Kandidaten am Kicker in der Kinderwerkstatt Eigen-Sinn (von links): Katrin Schindele (CDU), Gastgeber Hans-Martin Haist, Viviana Weschenmoser (SPD) und Timm Kern (FDP). Foto: rt Foto: Schwarzwälder Bote

Soziales: Drei Landtagskandidaten informieren sich in Kinderwerkstatt über Zukunft von Kindern und Jugendlichen

Völlig ohne Wahlgeplänkel diskutierten drei Landtagskandidaten mit Hans-Martin Haist, Chef der Kinderwerkstatt Eigen-Sinn, und im Austausch untereinander über die Lage von Kindern, die auffällig wirken. Da verschlug es manch einem Kandidaten die Sprache.

Freudenstadt (rt). Es war eine Stunde konzentrierten Nachdenkens mit dem Versuch, das zu erkennen, was die nahe Zukunft für Kinder und Jugendliche im Kreis Freudenstadt bringen wird. Katrin Schindele von der CDU, Viviana Weschenmoser von der SPD und Timm Kern von der FDP hatten im Vorfeld jeweils einzeln bei der Kinderwerkstatt wegen eines Gesprächstermins angeklopft.
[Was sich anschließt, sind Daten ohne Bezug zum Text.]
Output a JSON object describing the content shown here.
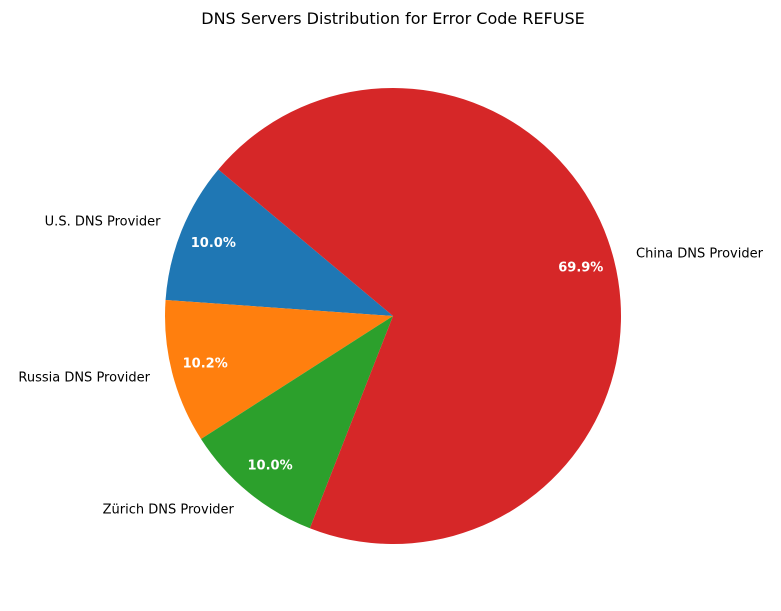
{
  "chart_data": {
    "type": "pie",
    "title": "DNS Servers Distribution for Error Code REFUSE",
    "start_angle_deg": 140,
    "direction": "counterclockwise",
    "legend": "none",
    "slices": [
      {
        "label": "U.S. DNS Provider",
        "value": 10.0,
        "pct_label": "10.0%",
        "color": "#1f77b4"
      },
      {
        "label": "Russia DNS Provider",
        "value": 10.2,
        "pct_label": "10.2%",
        "color": "#ff7f0e"
      },
      {
        "label": "Zürich DNS Provider",
        "value": 10.0,
        "pct_label": "10.0%",
        "color": "#2ca02c"
      },
      {
        "label": "China DNS Provider",
        "value": 69.9,
        "pct_label": "69.9%",
        "color": "#d62728"
      }
    ]
  }
}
Haist hatte sie alle zusammen eingeladen.

"Es wird eine heiße Zeit, in die wir gehen", schwante es Hans-Martin Haist gleich zu Beginn. Einerseits sei der "Hype", der derzeit um die "eingesperrten" Kinder gemacht werde, grundsätzlich zu begrüßen. Andererseits würden in den Behörden schon heute die Bremsen angezogen, wenn es um Ausgaben im sozialen Bereich gehe. Dabei stiegen die aktuellen "Fallzahlen" beängstigend, wenn auch nicht unerwartet.

Die Kinderwerkstatt bekomme fast täglich neue Anmeldungen, habe bereits vier Gruppen für traumatisierte Kinder, führe lange Wartelisten, erläuterte Haist. Es sei weiteres Personal eingestellt und man habe zusätzliche Räume angemietet.

Nach Schulbeginn erwartet Haist noch mehr Hilferufe und Anmeldungen. Die Pandemie ziehe tiefe Spuren in das Leben und die Seelen von Kindern und Jugendlichen, gerade von Kindern, die nicht mit festen Strukturen aufwachsen dürfen. Sie fänden in der Kinderwerkstatt einen sicheren Ort. Sie war während der Pandemie bis auf eine Woche geöffnet, die Mitarbeiter hätten im Kontakt mit Eltern, Kindern, Lehrern und Ämtern Großartiges geleistet.

Haist: "Wir haben Hausaufgabenbetreuung für Kinder gemacht, die keinen Laptop besitzen, wir haben versucht, die Destruktionskette zu unterbrechen. Wir wollen Kindern eine Chance geben, wollen sie fürs Leben begeistern. Und wir haben gemerkt, dass sie dafür nur dankbar sind".

Die Kandidaten-Frage, ob Corona die bedrohliche Entwicklung von Kindern beschleunigt, bejahte Haist unumwunden. Er sei erschüttert über die psychische Verarmung von Kindern, die er sich so nicht hätte vorstellen können.

Spenden an Stiftung brechen bedenklich weg

Haists Antworten auf Fragen nach der Zusammenarbeit mit Behörden fielen recht unterschiedlich aus. Mit dem Landratsamt habe sich die Zusammenarbeit "massiv verbessert", die mit der Stadt Freudenstadt sei im Blick auf den Bauwagen des Waldkindergartens "problematisch", die mit dem Sozialministerium in Stuttgart "relativ gut".

Noch wisse er nicht, wie die zusätzlichen Aufgaben finanziell gestemmt werden können. Während der stationäre Bereich weitgehend gesichert scheine, koste der ambulante Bereich – also die Gruppenarbeit – monatlich rund 40 000 Euro, so Haist. "Wenn wir die sechs Millionen Euro aus der Eigensinn-Stiftung nicht hätten, würde es uns gar nicht mehr geben". Die Stiftung finanziere sich weitgehend aus Spenden, doch auch diese brechen in Coronazeiten bedenklich weg. Er sei dankbar für jede Unterstützung, betonte Haist. Diese sagten die Kandidaten dann auch zu.